During these 12 months, Fair Work Australia is required to make arrangements to transition employers and employees from the State awards to a relevant modern award by 1 January 2011. This will include considering whether modern awards should be amended to continue the effect of terms that are contained in State awards.
At the end of the 12 month period, employees and employers in Queensland’s referred jurisdiction will move onto Commonwealth modern awards.

Like State awards, State enterprise bargaining agreements applicable to employers and employees being referred into the national industrial relations system will be preserved and continue to operate until either:

. replaced by a new agreement under the Commonwealth Fair Work Act 2009;
. terminated by agreement of the parties and approved by Fair Work Australia; or
. terminated after the nominal expiry date of the agreement on application by one party to Fair Work Australia (subject to the termination being appropriate and not contrary to the public interest).

In respect of apprentices and trainees, the Commonwealth has committed to making regulations that, from 1 January 2010, will ensure all existing orders prescribing entitlements of trainees and apprentices will continue to operate as federal transitional instruments, until Fair Work Australia completes a comprehensive review of all apprentice and trainee arrangements.

Information about wages and employment conditions regarding Queensland private sector employers and employees will be available from the Federal Workplace Infoline on 1300 363 264 from 1 January 2010.

COMPLIANCE WITH THE NATIONAL SYSTEM

Compliance services encompassing the enforcement of awards and agreements for the private sector and audit campaigns will be the responsibility of the Federal Workplace Ombudsman. In this regard, employees who feel they have not received their correct wages and/or employment conditions will be able to lodge claims with the Ombudsman’s office.

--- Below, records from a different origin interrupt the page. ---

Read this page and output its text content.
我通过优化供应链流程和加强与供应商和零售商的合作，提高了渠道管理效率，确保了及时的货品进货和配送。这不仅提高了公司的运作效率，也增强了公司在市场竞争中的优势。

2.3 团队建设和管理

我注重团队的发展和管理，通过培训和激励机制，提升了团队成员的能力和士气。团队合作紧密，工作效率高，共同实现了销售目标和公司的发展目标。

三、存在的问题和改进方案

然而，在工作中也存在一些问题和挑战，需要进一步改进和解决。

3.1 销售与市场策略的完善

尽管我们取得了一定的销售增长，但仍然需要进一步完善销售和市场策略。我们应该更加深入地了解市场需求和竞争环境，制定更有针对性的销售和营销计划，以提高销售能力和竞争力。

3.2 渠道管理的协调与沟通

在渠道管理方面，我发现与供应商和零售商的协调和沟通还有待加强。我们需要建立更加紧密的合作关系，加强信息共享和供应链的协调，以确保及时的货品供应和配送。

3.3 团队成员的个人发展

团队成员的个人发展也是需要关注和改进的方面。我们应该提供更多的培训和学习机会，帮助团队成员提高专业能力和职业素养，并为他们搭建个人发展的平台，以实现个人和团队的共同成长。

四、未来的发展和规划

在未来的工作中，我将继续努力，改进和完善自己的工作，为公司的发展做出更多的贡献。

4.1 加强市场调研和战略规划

The existing Queensland industrial inspectorate through its extensive regional office locations will deliver compliance services for and in conjunction with the Federal Workplace Ombudsman as from 1 January 2010. The range of services will include wage complaint investigation, proactive audit campaigns and transitional education visits to employer workplaces to assist in creating awareness of employers’ obligations in the new environment. The Queensland inspectorate will also continue to carry out services in relation to Queensland legislation pertaining to child employment, trading hours, private employment agents, workers accommodation and holidays.